1) agency that holds and can clear the bad CDO's, CDS, and whatever else that needs to be dealt with over the next few years. What happens to them once they are sitting there is a good question, but what happens to them on the Fed's books presently anyhow?

2) a clearing house for hither-to 'off balance sheet' derivatives, so there is more transparency, and everybody can see what is happening with the securitisation market, and spot potential problems well in advance.

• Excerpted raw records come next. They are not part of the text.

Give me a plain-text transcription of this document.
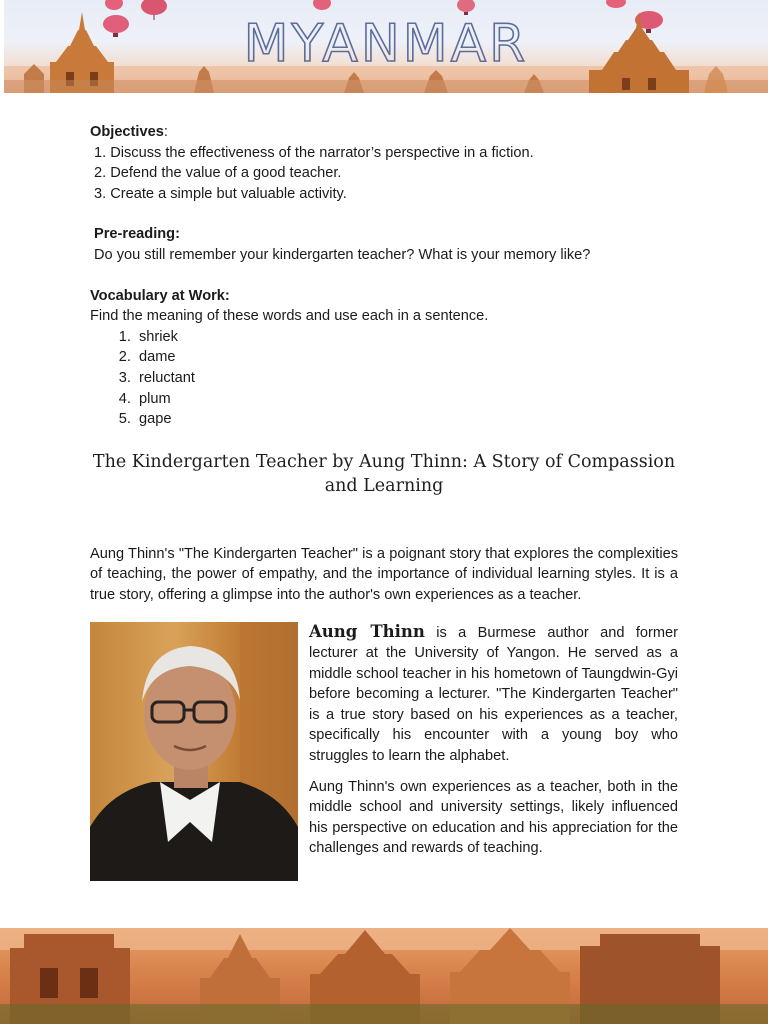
MYANMAR
Objectives:
1. Discuss the effectiveness of the narrator’s perspective in a fiction.
2. Defend the value of a good teacher.
3. Create a simple but valuable activity.
Pre-reading:
Do you still remember your kindergarten teacher? What is your memory like?
Vocabulary at Work:
Find the meaning of these words and use each in a sentence.
1. shriek
2. dame
3. reluctant
4. plum
5. gape
The Kindergarten Teacher by Aung Thinn: A Story of Compassion and Learning

Aung Thinn's "The Kindergarten Teacher" is a poignant story that explores the complexities of teaching, the power of empathy, and the importance of individual learning styles. It is a true story, offering a glimpse into the author's own experiences as a teacher.

Aung Thinn is a Burmese author and former lecturer at the University of Yangon. He served as a middle school teacher in his hometown of Taungdwin-Gyi before becoming a lecturer. "The Kindergarten Teacher" is a true story based on his experiences as a teacher, specifically his encounter with a young boy who struggles to learn the alphabet.

Aung Thinn's own experiences as a teacher, both in the middle school and university settings, likely influenced his perspective on education and his appreciation for the challenges and rewards of teaching.
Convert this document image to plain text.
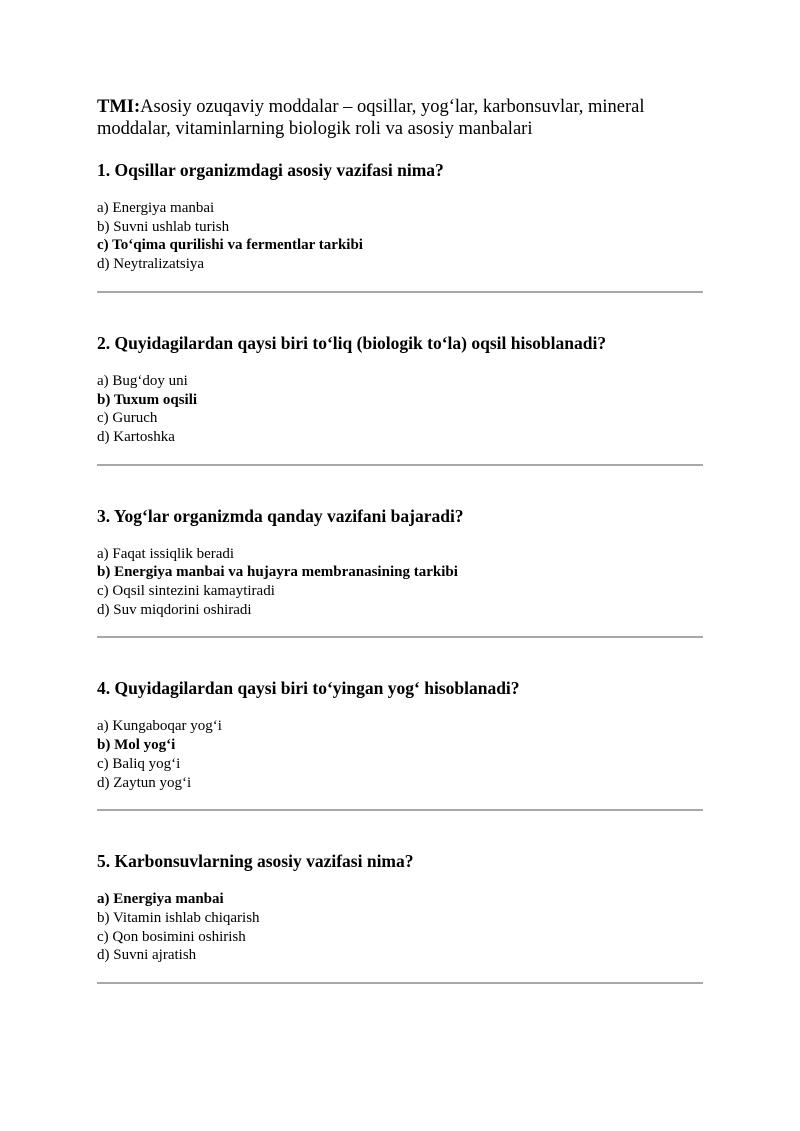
TMI:Asosiy ozuqaviy moddalar – oqsillar, yog‘lar, karbonsuvlar, mineral moddalar, vitaminlarning biologik roli va asosiy manbalari

1. Oqsillar organizmdagi asosiy vazifasi nima?

a) Energiya manbai
b) Suvni ushlab turish
c) To‘qima qurilishi va fermentlar tarkibi
d) Neytralizatsiya

2. Quyidagilardan qaysi biri to‘liq (biologik to‘la) oqsil hisoblanadi?

a) Bug‘doy uni
b) Tuxum oqsili
c) Guruch
d) Kartoshka

3. Yog‘lar organizmda qanday vazifani bajaradi?

a) Faqat issiqlik beradi
b) Energiya manbai va hujayra membranasining tarkibi
c) Oqsil sintezini kamaytiradi
d) Suv miqdorini oshiradi

4. Quyidagilardan qaysi biri to‘yingan yog‘ hisoblanadi?

a) Kungaboqar yog‘i
b) Mol yog‘i
c) Baliq yog‘i
d) Zaytun yog‘i

5. Karbonsuvlarning asosiy vazifasi nima?

a) Energiya manbai
b) Vitamin ishlab chiqarish
c) Qon bosimini oshirish
d) Suvni ajratish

3) cleaning up the source, the housing mess, with government policy.. e.g. encouraging people to stay in their homes, extending introductory interest periods, further tax benefits for holding property. This would probably allow 1) to slowly be dissolved as the housing market repaired itself. I think this is probably the most important thing. If house prices stop falling, there may just be a chance of reversal in the financial markets as less derivatives have to be written down and down and down until they destroy companies (the point we are now).

4) regulation giving greater oversight and tighter rules on securitisation, preventing further issues in future years.

The short selling thing is missing the issue if you ask me, but I guess they figure it will allow time for things to be repaired in the short-term.

Of course that's if you support the fact that things should be interfered with, but as we've seen, of course they will try.